Diğer buğday çeşitleri kabuklarından henüz harmanda soyunurken, siyez buğdayı kavuzu sayesinde tanelerinin hava ile temas etmeden depolanmasını sağladı. Sırtında kavuzu olduktan sonra ne depodaki zararlılar ne de mantar türü hastalıklar semtine uğrayabilir siyez buğdayının. Etti mi size gıda güvenliği için tarladan depoya geçişte dört dörtlük bir süreç daha.

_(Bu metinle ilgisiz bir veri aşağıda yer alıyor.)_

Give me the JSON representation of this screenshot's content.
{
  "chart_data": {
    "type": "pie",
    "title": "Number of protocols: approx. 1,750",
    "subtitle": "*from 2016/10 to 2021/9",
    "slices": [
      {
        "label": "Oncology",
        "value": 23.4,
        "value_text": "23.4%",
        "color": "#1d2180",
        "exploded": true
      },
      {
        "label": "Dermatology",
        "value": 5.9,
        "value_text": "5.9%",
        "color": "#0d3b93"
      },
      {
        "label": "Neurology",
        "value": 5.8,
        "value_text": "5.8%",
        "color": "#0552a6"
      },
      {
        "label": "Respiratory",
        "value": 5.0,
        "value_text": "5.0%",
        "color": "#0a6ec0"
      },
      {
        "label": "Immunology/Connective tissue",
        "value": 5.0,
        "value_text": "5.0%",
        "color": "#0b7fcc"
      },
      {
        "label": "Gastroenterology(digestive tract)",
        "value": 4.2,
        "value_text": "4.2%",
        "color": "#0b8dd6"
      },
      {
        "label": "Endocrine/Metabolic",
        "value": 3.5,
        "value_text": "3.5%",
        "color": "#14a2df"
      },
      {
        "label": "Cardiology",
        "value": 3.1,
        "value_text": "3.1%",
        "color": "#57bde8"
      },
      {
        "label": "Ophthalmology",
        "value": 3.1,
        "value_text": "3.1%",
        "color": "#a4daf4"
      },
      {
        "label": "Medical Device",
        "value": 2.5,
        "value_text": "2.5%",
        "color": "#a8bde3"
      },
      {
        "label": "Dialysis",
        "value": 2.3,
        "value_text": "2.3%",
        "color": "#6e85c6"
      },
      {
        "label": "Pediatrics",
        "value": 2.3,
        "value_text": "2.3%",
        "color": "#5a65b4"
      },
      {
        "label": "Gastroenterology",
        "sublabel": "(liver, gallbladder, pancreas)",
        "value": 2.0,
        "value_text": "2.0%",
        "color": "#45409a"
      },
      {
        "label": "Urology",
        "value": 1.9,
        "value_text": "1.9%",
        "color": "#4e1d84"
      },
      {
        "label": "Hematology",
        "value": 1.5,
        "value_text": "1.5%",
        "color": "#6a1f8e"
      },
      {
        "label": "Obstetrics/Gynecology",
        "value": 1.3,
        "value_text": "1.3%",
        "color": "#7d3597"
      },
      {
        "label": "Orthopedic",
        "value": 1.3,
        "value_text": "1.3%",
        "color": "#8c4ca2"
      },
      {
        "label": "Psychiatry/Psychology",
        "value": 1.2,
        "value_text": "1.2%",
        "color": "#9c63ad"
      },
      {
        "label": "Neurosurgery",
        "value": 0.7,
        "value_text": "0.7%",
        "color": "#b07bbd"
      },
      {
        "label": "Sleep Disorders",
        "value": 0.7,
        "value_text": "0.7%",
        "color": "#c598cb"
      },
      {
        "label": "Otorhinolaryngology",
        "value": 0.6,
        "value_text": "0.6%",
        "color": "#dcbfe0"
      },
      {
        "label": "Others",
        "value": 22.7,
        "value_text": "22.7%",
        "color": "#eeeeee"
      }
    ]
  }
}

12 bin yıl boyunca yurtseverliğinden zerre ödün vermedi siyez buğdayı. Her nereyi yurt tutmuşsa, şairin dediği gibi, geçirip tırnaklarını toprağın sırtına doğruldu. Çiftçinin bir güler yüzü ve alnından koyuverdiği ter yetti de arttı, yerini yadırgamadan başına yastığa koymasına. Güzeller güzeli Anadolu’da misal, ne zaman vatan toprağı işgal tehlikesine düşse o an yiğitlerin çıkınında en başta saf tuttu. Sabanı bırakıp eline mavzer alan vatanseverlerin cephede biricik yoldaşı oldu. Yurtseverliğinin ana kaynağı olan yerelliği sayesinde, yetiştiği ve geçim namına kendine umut bağlayan insanların biricik sigortalarından biridir siyez buğdayı. Ekildiği toprak, altında nefes aldığı gökyüzü, tohum saçan elle tanışık olduktan sonra koşullar ne kadar olumsuz olsa da az ya da çok ürün vermeyi hiç ama hiç ihmal etmedi.

Geleneksel bilgi ve uyum yeteneği sayesinde ayakta kalmayı başarabilen siyez dost ellerde, zanaatkâr bahçıvanların yüreğinde varlığını geleceğe de taşıyacaktır.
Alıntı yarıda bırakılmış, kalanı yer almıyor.